The only formatting thing from the Excel side that I see could be that the "type" option in the "date" category starts with an *, see attached image below. But, this should update according to the OS settings. All dates in the column are formatted this way, so if JMP has an issue with one, it should have an issue with all.
I will try @gzmorgan0's suggestion for importing and see if that works.
That will be nice to have JMP force certain formatting types during import, especially when it comes to building a JSL code for automating the process.
Thanks for your thoughts and input. Unfortunately, this approach also doesn't work. The problem stems from JMP misreading the date format before it even imports it. If I run the script or try to do it throught he wizard GUI, JMP misclassifies the dates as either a d.m.y or m.d.y format when it's the other one.
Even modifying your code for different variations in date format doesn't solve the problem. It simply doesn't import the mixed format and only treats one kind or the other as continuous, the others it'll just ignore. The JSL code won't import it as a nominal data type either -- it comes straight in as continuous.
I did a little more digging into the Excel file and the one common thing across all tabs that causes this mistake when I try to import the data is when it reads down the date column and goes from the date 12.02.2019 (12th Feb, 2019) to 13.02.2019 (13th Feb, 2019).
Here's my theory: I think JMP is mixing up the format for the dates before the 12th to after. My original date range is from 02 Jan 2019 to 28 Feb 2019: 02.01.2019 to 28.02.2019.

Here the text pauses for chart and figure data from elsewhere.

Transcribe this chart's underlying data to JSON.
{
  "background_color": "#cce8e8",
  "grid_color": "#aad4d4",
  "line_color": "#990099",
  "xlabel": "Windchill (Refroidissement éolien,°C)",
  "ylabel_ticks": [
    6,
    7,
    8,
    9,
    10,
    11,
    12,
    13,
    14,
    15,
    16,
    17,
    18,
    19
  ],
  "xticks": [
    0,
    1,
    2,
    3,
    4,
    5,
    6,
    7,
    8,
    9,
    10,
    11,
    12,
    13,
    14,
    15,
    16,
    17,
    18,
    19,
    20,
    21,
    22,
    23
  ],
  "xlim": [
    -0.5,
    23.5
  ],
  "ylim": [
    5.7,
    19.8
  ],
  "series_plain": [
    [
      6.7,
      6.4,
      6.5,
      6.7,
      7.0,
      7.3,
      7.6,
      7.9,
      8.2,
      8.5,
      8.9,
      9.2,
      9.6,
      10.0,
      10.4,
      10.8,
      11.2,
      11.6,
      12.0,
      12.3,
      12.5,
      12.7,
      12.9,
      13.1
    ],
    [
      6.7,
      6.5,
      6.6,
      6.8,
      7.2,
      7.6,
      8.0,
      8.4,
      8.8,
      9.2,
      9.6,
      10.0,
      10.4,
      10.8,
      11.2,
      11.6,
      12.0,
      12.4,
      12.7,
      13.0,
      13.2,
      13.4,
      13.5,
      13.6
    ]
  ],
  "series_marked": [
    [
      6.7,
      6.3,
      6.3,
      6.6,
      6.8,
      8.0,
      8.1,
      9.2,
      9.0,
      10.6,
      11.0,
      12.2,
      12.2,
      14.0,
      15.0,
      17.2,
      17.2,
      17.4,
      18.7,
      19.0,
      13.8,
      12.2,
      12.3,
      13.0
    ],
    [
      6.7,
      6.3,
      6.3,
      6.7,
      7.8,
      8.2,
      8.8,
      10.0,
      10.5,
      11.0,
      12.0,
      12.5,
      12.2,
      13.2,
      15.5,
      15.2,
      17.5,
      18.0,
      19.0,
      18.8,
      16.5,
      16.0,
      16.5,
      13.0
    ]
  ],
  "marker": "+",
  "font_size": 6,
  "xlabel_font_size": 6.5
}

As JMP is reading down the date column, it appears to actually be interpreting the date 02.01.2019 as 01 Feb 2019, so when it gets to 12.02.2019, it's actually reading in the date as 02 Dec 2019. As a consequence, when it gets to 13.02.2019 (13 Feb 2019), it doesn't know how to read in the date since there is no 13th month. The column properties in JMP always show it as "continuous" modelying type, "d.m.y" format and "d.m.y" input format. It does this unless I split the import into two sections.
If I split the import into two different parts, one from 02.01.2019 to 12.02.2019 and then from 13.02.2019 to 28.02.2019, JMP imports the data appropriately and assigns the column format appropriately. I can then concatenate the two into a correct data table. I don't know why it wasn't working in my original post, but it can work this way.
I can also confirm that there is no dependence on the data being correctly imported on what preferences I've set within JMP.
This is not so conducive to automation since the original file might change the location (row) of this 12th/13th date change. I guess I might have to make it work via the split route, though. If this is a bug in JMP, it would be great if this could be fixed.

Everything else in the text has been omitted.